Academe

COE Library holds conference on AI

In a recent conference at the UP Diliman (UPD) College of Engineering (COE) Library, an international information expert said one way for UPD to further adapt to Artificial Intelligence (AI) prevalence is to understand and manage it.

Wong Woei Fuh in his lecture, Confident AI in Academia: Building Competency, Integrity, and Smarter Research Practices from the US Institutional Experience, said AI is like a knife. It is a necessary tool that can cause great good or harm depending on how it is used.

Wong. Photo by Jefferson Villacruz, UPD Information Office

The former Web of Science expert at Thomson Reuters said, “Would you let your six-year-old kid [be left alone] in the kitchen [while] using a knife? But you need a knife to cut an apple nicely, right?

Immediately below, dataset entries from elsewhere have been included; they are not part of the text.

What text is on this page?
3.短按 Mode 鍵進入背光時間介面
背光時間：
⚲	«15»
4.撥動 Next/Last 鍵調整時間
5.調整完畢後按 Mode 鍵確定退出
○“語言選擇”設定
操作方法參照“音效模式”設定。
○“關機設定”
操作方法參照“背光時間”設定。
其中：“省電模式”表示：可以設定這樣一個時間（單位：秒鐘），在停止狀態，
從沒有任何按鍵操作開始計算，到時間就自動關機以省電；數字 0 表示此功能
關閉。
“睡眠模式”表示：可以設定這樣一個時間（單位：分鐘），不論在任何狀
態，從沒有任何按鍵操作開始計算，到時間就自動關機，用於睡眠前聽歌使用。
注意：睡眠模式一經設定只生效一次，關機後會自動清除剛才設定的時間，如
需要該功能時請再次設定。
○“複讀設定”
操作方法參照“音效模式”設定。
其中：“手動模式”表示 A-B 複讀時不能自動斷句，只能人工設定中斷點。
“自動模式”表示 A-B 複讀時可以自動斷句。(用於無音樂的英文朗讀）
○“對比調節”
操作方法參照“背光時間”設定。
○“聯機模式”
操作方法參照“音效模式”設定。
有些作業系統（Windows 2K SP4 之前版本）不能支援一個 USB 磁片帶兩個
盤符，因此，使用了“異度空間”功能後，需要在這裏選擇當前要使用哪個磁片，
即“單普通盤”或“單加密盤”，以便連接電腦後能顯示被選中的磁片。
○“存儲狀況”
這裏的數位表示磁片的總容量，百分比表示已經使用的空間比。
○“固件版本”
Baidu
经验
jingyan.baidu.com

But then you know a six-year-old kid using a knife cutting an apple could be very, very dangerous.”

Wong said one way of bridging the gap between students who are using AI in their studies and educators who are hesitant to embrace the technology is to create a safe AI “sandbox” where both student and educator can safely engage in.

“When you bring technology into a place like a university library, you need to manage it. You need to make sure that the student and the teachers know how to use that knife in the kitchen safely but at the same time [be able to] cut the nice apple correctly,” he said.

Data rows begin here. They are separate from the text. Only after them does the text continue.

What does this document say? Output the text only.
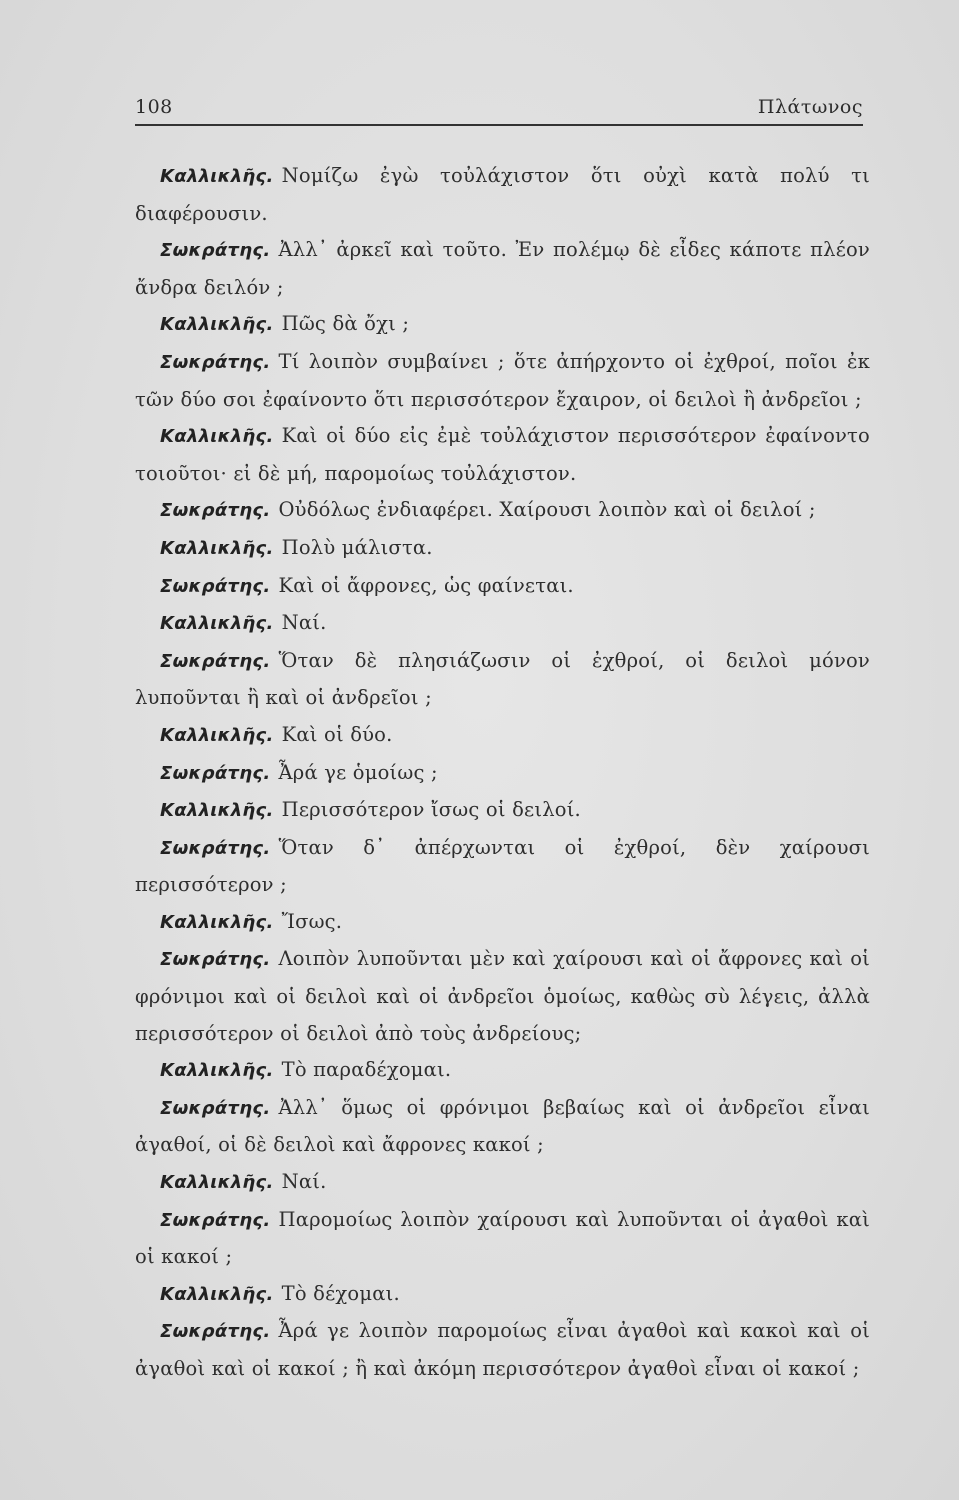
108	Πλάτωνος

Καλλικλῆς. Νομίζω ἐγὼ τοὐλάχιστον ὅτι οὐχὶ κατὰ πολύ τι διαφέρουσιν.

Σωκράτης. Ἀλλ᾽ ἀρκεῖ καὶ τοῦτο. Ἐν πολέμῳ δὲ εἶδες κάποτε πλέον ἄνδρα δειλόν ;

Καλλικλῆς. Πῶς δὰ ὄχι ;

Σωκράτης. Τί λοιπὸν συμβαίνει ; ὅτε ἀπήρχοντο οἱ ἐχθροί, ποῖοι ἐκ τῶν δύο σοι ἐφαίνοντο ὅτι περισσότερον ἔχαιρον, οἱ δειλοὶ ἢ ἀνδρεῖοι ;

Καλλικλῆς. Καὶ οἱ δύο εἰς ἐμὲ τοὐλάχιστον περισσότερον ἐφαίνοντο τοιοῦτοι· εἰ δὲ μή, παρομοίως τοὐλάχιστον.

Σωκράτης. Οὐδόλως ἐνδιαφέρει. Χαίρουσι λοιπὸν καὶ οἱ δειλοί ;

Καλλικλῆς. Πολὺ μάλιστα.

Σωκράτης. Καὶ οἱ ἄφρονες, ὡς φαίνεται.

Καλλικλῆς. Ναί.

Σωκράτης. Ὅταν δὲ πλησιάζωσιν οἱ ἐχθροί, οἱ δειλοὶ μόνον λυποῦνται ἢ καὶ οἱ ἀνδρεῖοι ;

Καλλικλῆς. Καὶ οἱ δύο.

Σωκράτης. Ἆρά γε ὁμοίως ;

Καλλικλῆς. Περισσότερον ἴσως οἱ δειλοί.

Σωκράτης. Ὅταν δ᾽ ἀπέρχωνται οἱ ἐχθροί, δὲν χαίρουσι περισσότερον ;

Καλλικλῆς. Ἴσως.

Σωκράτης. Λοιπὸν λυποῦνται μὲν καὶ χαίρουσι καὶ οἱ ἄφρονες καὶ οἱ φρόνιμοι καὶ οἱ δειλοὶ καὶ οἱ ἀνδρεῖοι ὁμοίως, καθὼς σὺ λέγεις, ἀλλὰ περισσότερον οἱ δειλοὶ ἀπὸ τοὺς ἀνδρείους;

Καλλικλῆς. Τὸ παραδέχομαι.

Σωκράτης. Ἀλλ᾽ ὅμως οἱ φρόνιμοι βεβαίως καὶ οἱ ἀνδρεῖοι εἶναι ἀγαθοί, οἱ δὲ δειλοὶ καὶ ἄφρονες κακοί ;

Καλλικλῆς. Ναί.

Σωκράτης. Παρομοίως λοιπὸν χαίρουσι καὶ λυποῦνται οἱ ἀγαθοὶ καὶ οἱ κακοί ;

Καλλικλῆς. Τὸ δέχομαι.

Σωκράτης. Ἆρά γε λοιπὸν παρομοίως εἶναι ἀγαθοὶ καὶ κακοὶ καὶ οἱ ἀγαθοὶ καὶ οἱ κακοί ; ἢ καὶ ἀκόμη περισσότερον ἀγαθοὶ εἶναι οἱ κακοί ;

Wong delivered his lecture on the first day of eResources Day 2026, the annual event where the COE, through the Library Faculty Committee and the COE Library, reviews and selects the electronic library resources, such as database subscriptions, that will best serve the college for the next academic year.

(From left) Library Faculty Committee Chair Louis Angelo Danao and Wong. Photo by Jefferson Villacruz, UPD Information Office

Held at the COE Library Learning Commons Building, eResources Day 2026 was turned into a conference with the theme The AI and Open Access Paradox: Navigating Complexity in Teaching and Learning.

Other lectures delivered were Practical AI Workflows for Discovery, Evidence, and Integrity by Iris Hsu, consultant from iesResearch; Forbidden Love Affair: The Core Challenges of AI in Research by Johan Jang, PhD, strategic engagement manager from Elsevier Southeast Asia, and Stronger Together, Advancing Open Access, Why and What Else? by John Morris, manager of Open Research for APAC based in Tokyo.

Hsu. Photo by Jefferson Villacruz, UPD Information Office

The second day of eResources Day 2026 was devoted to product presentations from educational materials suppliers while the third day consisted of the actual analysis and deliberations of which eResources the COE Library will acquire for the next academic year.